Outcomes: here are the actual heights that were selected – 66, 67, 73, 68, 68, 73, 69, 64, 66, 67. Which of these numbers did best? Compare your score using the mean squared deviations.

For example, using the minimum and outcomes above, gives you a mean squared deviation of:

$\frac{\sum&space;(66-64.20)^2+(67-64.20)^2+...+(67-64.20)^2}{10}=229/10=22.9\&space;square\&space;in.$

Note to teacher: The value of the mean squared deviation will always be in square units. In order to convert back to the original units, simply take the square root of the mean squared deviation.

Interpretation: When using the minimum height to make predictions about all heights, our predictions will typically be off by $\inline&space;\sqrt{22.9}=4.79$ inches.

2. Game 2: Predict the number of steps, as counted by a FitBit, this person will take in the future. Choose your prediction from these values:

Outcomes: here are the actual daily steps that this person took – 0, 27903, 6044, 0, 0, 17436, 2697, 14944, 8060, 0. Which of these numbers did best? Compare your score using the mean squared deviations.

Note to teacher: For Game 2, you might consider allowing students to utilize RStudio to calculate the mean squared deviation. The example below can be used to calculate the mean squared deviation for predicting daily steps using the minimum. Before revealing the codes, elicit a class discussion about how RStudio can be used to calculate the MSD.

Step 1: Create a vector of the given daily steps

> steps<-c(0,27903,6044,0,0,17436,2697,14944,8060,0)
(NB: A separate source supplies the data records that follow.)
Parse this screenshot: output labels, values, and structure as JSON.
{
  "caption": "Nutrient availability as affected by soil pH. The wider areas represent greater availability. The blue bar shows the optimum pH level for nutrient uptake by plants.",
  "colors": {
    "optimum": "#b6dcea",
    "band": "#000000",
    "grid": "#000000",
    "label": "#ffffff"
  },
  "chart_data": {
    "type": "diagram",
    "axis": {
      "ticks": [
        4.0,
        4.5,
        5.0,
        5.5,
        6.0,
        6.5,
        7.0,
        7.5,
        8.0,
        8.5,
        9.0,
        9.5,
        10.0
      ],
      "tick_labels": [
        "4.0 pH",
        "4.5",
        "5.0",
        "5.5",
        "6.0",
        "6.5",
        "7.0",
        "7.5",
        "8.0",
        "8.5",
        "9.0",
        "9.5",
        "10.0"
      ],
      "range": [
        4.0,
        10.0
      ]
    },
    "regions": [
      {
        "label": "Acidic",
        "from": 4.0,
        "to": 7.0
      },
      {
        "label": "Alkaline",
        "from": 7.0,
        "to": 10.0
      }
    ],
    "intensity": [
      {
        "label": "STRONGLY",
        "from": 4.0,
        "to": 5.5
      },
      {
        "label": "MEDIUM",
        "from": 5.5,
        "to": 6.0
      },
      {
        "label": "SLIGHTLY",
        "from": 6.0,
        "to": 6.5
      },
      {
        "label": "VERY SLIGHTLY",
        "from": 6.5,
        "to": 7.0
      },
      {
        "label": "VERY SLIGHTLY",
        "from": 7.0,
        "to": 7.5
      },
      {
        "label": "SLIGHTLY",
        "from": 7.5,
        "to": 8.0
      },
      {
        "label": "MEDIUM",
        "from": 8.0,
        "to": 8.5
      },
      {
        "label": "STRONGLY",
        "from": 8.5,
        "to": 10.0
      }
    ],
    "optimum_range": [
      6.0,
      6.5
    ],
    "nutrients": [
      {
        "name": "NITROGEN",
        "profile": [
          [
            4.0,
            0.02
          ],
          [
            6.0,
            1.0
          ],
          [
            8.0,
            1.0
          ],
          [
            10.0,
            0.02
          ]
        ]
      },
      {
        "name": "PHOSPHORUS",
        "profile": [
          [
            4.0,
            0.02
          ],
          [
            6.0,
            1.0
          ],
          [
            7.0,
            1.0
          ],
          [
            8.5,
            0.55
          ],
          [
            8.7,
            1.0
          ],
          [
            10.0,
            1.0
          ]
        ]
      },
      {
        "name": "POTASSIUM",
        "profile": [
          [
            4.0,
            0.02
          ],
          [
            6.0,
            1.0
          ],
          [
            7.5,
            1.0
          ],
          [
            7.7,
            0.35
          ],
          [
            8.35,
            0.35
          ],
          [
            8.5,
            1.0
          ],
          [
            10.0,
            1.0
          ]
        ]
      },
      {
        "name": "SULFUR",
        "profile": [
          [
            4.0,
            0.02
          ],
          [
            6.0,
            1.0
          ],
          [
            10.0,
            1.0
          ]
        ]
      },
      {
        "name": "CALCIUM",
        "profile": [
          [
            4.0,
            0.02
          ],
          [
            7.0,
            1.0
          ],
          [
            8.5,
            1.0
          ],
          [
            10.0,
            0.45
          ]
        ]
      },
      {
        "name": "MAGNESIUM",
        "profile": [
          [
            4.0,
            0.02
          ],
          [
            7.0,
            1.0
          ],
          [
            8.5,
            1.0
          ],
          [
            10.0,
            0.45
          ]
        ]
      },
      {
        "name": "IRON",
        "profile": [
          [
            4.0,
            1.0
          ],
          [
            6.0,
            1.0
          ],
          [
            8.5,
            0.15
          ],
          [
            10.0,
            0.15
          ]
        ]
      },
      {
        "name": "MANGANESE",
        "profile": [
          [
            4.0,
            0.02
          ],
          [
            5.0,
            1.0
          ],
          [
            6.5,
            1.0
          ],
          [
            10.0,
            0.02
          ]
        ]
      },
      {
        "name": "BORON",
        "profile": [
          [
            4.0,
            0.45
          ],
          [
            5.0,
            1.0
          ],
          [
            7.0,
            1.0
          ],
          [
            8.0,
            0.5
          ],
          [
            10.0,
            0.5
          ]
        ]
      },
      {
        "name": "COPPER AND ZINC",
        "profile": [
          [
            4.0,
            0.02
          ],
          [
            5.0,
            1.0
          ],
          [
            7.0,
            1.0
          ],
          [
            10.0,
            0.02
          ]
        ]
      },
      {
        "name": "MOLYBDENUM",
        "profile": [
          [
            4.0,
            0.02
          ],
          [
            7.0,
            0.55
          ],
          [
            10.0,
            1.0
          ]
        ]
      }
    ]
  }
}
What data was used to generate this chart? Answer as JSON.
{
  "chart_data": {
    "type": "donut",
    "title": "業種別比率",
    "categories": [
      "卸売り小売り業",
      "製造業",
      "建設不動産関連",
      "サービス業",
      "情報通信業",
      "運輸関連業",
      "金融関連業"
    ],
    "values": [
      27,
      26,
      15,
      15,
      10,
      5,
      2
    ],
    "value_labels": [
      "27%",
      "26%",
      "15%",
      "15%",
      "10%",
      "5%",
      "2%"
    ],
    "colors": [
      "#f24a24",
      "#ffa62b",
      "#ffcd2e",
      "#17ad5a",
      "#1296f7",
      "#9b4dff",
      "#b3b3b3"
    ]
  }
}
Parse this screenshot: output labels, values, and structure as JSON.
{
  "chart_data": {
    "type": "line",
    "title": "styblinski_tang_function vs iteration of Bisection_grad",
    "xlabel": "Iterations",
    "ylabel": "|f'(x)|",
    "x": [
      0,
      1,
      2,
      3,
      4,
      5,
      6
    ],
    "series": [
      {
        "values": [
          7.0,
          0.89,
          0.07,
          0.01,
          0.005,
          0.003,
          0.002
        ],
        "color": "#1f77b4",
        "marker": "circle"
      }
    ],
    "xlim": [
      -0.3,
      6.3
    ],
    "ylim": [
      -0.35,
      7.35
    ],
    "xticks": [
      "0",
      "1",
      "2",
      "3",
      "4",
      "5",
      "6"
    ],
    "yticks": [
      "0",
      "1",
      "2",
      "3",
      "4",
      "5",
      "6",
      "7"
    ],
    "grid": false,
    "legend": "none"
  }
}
Step 2: Store the squared deviations

> sqr_dev<-((steps-0)^2)

Step 3: Find the mean of the squared deviations

> mean(sqr_dev)

The code can be shortened to two steps if you apply a composition of the last two functions

> mean((steps-0)^2)

3. Game 3: Predict the number of minutes it took 10 randomly selected teenagers to run the Cherry Blossom 10 Mile Race in Washington, D.C.

Outcomes: here are the actual race times of the teenagers – 74, 123, 121, 103, 75, 72, 85, 71, 86, 101. Which of these numbers did best? Compare your score using the mean squared deviations.

7. Using the mean squared deviations, which statistic is the winner and which statistics placed second and third? Discuss which statistic made the best predictions in all three games.

Note to teacher: Explain that the mean worked best for all three contests. Data scientists (and mathematicians) can prove that the mean will always work best (except in a few weird cases from time to time). So if you want to predict the future, the mean is the best single guess you can make.

8. Ask: What if another data science class has a best rule that is different from ours?

9. Another agreed upon method that data scientists and statisticians often use is the mean absolute error. It’s unlikely that students will figure this out on their own. The reasons why we do it in statistics date back to the 18th century, so it won't make a lot of sense; but it’s what statisticians do. The mean absolute error is expressed as:

$MAE=\frac{\sum|x-\hat{x}|}{n}$

where x̂ stands for the predicted value.

10. Explain that each team will now use the statisticians’ method for declaring a winner. Display the mean absolute error formula and discuss what each symbol means.

11. Using our previous examples, recalculate your predictions using the MAE.

12. Using the mean absolute error, which statistic is the winner and which statistics placed second and third?